The script runs on a backend and I am having some very heave ever increasing memory consumption.
class StartHandler(webapp2.RequestHandler):
@ndb.toplevel
def get(self):
user_keys = User.query().fetch(1000, keys_only=True)
if not user_keys:
return
logging.info("Starting Process of Users")
successful_count = 0
start_time = time.time()
for user_key in user_keys:
try:
this_start_time = time.time()
statssnapshot = StatsSnapShot(parent=user_key,
property=get_rss(user_key.id())
)
#makes a urlfetch
statssnapshot.put_async()
successful_count += 1
except:
pass
logging.info("".join(("Processed: [",
str(successful_count),
"] users after [",
str(int(time.time()-start_time)),
"] secs")))
return
EDIT
Here is also the rss functions lets say:
def get_rss(self, url):
try:
result = urlfetch.fetch(url)
if not result.status_code == 200:
logging.warning("Invalid URLfetch")
return
except urlfetch.Error, e:
logging.warning("".join("Fetch Failed to get ",url," with",e))
return
content = result.content #Around 500 - 200KB
reobj = re.compile(r'(?<=")[0-9]{21}(?=")')

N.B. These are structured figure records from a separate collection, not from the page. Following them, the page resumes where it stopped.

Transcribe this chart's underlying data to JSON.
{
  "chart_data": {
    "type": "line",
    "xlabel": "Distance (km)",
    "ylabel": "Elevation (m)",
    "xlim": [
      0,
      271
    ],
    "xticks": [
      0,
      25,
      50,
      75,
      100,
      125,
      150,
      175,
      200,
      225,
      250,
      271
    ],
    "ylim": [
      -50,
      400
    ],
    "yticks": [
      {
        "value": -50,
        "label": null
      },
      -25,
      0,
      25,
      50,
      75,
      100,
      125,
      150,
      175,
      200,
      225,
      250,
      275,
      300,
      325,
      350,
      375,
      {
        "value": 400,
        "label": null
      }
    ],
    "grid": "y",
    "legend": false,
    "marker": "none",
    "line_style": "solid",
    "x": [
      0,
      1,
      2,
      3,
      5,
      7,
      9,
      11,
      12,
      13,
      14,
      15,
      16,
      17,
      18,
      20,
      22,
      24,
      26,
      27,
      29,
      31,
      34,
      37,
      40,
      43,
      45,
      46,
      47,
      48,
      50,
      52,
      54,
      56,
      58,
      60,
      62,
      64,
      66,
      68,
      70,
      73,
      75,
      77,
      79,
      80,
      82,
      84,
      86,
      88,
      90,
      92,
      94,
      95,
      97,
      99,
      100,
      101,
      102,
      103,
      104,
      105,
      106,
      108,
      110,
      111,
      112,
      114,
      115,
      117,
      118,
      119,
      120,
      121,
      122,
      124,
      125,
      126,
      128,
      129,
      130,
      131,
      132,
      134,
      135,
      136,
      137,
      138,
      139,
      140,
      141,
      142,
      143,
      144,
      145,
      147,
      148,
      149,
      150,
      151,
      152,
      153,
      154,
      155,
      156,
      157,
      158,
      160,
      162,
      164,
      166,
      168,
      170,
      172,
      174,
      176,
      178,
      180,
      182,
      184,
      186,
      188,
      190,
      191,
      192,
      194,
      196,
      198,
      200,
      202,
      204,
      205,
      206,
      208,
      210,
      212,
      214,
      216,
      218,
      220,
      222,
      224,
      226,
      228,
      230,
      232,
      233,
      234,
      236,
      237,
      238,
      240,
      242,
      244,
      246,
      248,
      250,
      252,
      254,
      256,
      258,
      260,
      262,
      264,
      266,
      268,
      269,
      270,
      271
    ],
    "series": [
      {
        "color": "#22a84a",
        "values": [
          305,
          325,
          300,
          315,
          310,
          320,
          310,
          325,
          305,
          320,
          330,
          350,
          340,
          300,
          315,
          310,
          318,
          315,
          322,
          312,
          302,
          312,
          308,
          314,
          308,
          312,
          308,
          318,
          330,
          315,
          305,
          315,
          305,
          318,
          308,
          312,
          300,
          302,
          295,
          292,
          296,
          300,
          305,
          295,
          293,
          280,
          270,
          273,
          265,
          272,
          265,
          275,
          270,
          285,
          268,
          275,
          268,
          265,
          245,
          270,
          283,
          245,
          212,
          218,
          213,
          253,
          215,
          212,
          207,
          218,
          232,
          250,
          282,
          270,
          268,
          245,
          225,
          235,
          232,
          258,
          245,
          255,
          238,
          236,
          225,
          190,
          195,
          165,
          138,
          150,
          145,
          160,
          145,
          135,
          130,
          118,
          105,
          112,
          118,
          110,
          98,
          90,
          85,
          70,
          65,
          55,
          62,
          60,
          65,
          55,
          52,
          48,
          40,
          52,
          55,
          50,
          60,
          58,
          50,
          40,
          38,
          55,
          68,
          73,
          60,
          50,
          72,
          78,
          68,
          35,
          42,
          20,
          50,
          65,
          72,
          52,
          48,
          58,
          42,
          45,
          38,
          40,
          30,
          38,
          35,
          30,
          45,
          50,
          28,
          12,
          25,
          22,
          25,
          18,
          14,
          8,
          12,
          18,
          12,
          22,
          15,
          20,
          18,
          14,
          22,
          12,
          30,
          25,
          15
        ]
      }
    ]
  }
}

user_ids = reobj.findall(content)
user_ids = set(user_ids)#set to fail if something is not unique
return user_ids
The script runs ok, but as the Users become more the script consumes more and more memory.
Coming from C I don't know how to manipulate memory and variables in Python that efficient.
For example I know that if a varible in python is not referenced again the garbage collector frees the memeory used for that variable, but then what seems to be my case and where am I doing it wrong?
How can I optimize this script not to have an ever increasing memory usage, but only consume the memory required for each user process?